Abstract

The relevant role played by the procurement of reserves becomes essential to hedge against the growing levels of penetration of intermittent wind-based generation. Within the context of unit-commitment-based day-ahead energy and reserve electricity markets, this paper proposes a novel approach for network-constrained energy and reserve scheduling based on adjustable robust optimization (ARO). Unlike previously reported generation scheduling models using ARO, offers for up- and down-spinning reserves and on/off generation statuses are explicitly considered in the problem formulation to jointly cope with uncertain nodal net injections and system component outages in a multiperiod setting.
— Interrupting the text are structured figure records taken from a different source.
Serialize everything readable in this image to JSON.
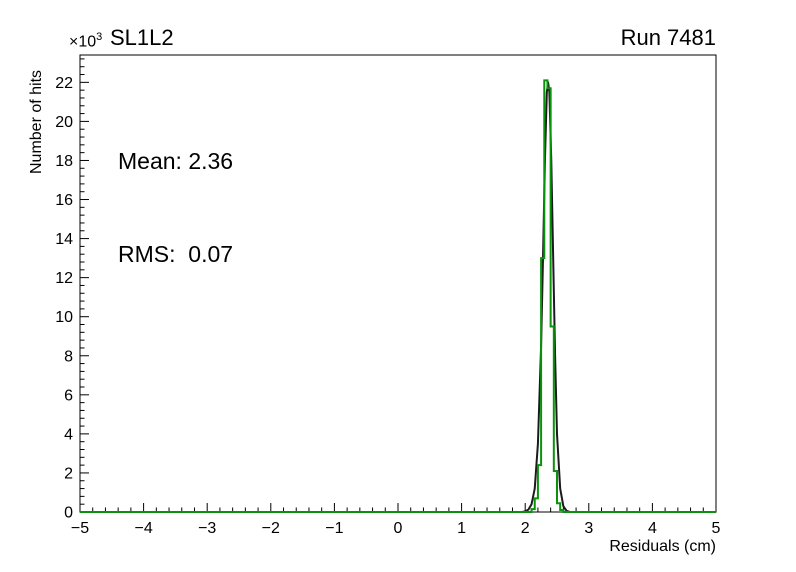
{
  "window": {
    "background": "#ffffff",
    "frame_color": "#000000"
  },
  "chart_data": {
    "type": "histogram",
    "title": "SL1L2",
    "corner_label": "Run 7481",
    "xlabel": "Residuals (cm)",
    "ylabel": "Number of hits",
    "y_multiplier": {
      "base": "×10",
      "exp": "3"
    },
    "xlim": [
      -5,
      5
    ],
    "ylim": [
      0,
      23400
    ],
    "grid": false,
    "legend": "none",
    "x_minor_divisions": 5,
    "y_minor_divisions": 5,
    "x_ticks": [
      {
        "v": -5,
        "label": "−5"
      },
      {
        "v": -4,
        "label": "−4"
      },
      {
        "v": -3,
        "label": "−3"
      },
      {
        "v": -2,
        "label": "−2"
      },
      {
        "v": -1,
        "label": "−1"
      },
      {
        "v": 0,
        "label": "0"
      },
      {
        "v": 1,
        "label": "1"
      },
      {
        "v": 2,
        "label": "2"
      },
      {
        "v": 3,
        "label": "3"
      },
      {
        "v": 4,
        "label": "4"
      },
      {
        "v": 5,
        "label": "5"
      }
    ],
    "y_ticks": [
      {
        "v": 0,
        "label": "0"
      },
      {
        "v": 2000,
        "label": "2"
      },
      {
        "v": 4000,
        "label": "4"
      },
      {
        "v": 6000,
        "label": "6"
      },
      {
        "v": 8000,
        "label": "8"
      },
      {
        "v": 10000,
        "label": "10"
      },
      {
        "v": 12000,
        "label": "12"
      },
      {
        "v": 14000,
        "label": "14"
      },
      {
        "v": 16000,
        "label": "16"
      },
      {
        "v": 18000,
        "label": "18"
      },
      {
        "v": 20000,
        "label": "20"
      },
      {
        "v": 22000,
        "label": "22"
      }
    ],
    "annotations": [
      {
        "name": "mean",
        "text": "Mean: 2.36"
      },
      {
        "name": "rms",
        "text": "RMS:  0.07"
      }
    ],
    "stats": {
      "mean": 2.36,
      "rms": 0.07
    },
    "series": [
      {
        "name": "fitted-distribution-curve",
        "type": "curve",
        "color": "#1b1b1b",
        "points": [
          [
            1.95,
            0
          ],
          [
            2.0,
            30
          ],
          [
            2.05,
            120
          ],
          [
            2.1,
            400
          ],
          [
            2.15,
            1200
          ],
          [
            2.2,
            3500
          ],
          [
            2.25,
            8500
          ],
          [
            2.28,
            13000
          ],
          [
            2.31,
            18000
          ],
          [
            2.34,
            21500
          ],
          [
            2.36,
            22000
          ],
          [
            2.38,
            21500
          ],
          [
            2.41,
            18000
          ],
          [
            2.44,
            13000
          ],
          [
            2.47,
            8000
          ],
          [
            2.5,
            4000
          ],
          [
            2.55,
            1200
          ],
          [
            2.6,
            300
          ],
          [
            2.65,
            60
          ],
          [
            2.7,
            0
          ]
        ]
      },
      {
        "name": "residuals-histogram",
        "type": "steps",
        "color": "#0a930a",
        "first_bin_x": 2.1,
        "bin_width": 0.05,
        "values": [
          150,
          700,
          2400,
          13000,
          22100,
          21700,
          9500,
          2100,
          450,
          100
        ]
      }
    ]
  }
}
Moreover, the feasibility of the deployment of awarded reserve offers across the network is guaranteed at minimum offer cost. In other words, in contrast to current industry practice relying on deterministic models, the optimal scheduling of energy and reserve offers ensures power balance for all possible uncertainty realizations and credible contingencies. The proposed model is formulated as an instance of mixed-integer trilevel programming. The robust counterpart is effectively solved by a modified column-and-constraint generation algorithm featuring two novel acceleration strategies that improve the overall computational performance. Numerical simulations demonstrate the effectiveness of the proposed approach and its operational advantages over the conventional model relying on pre-specified reserve requirements.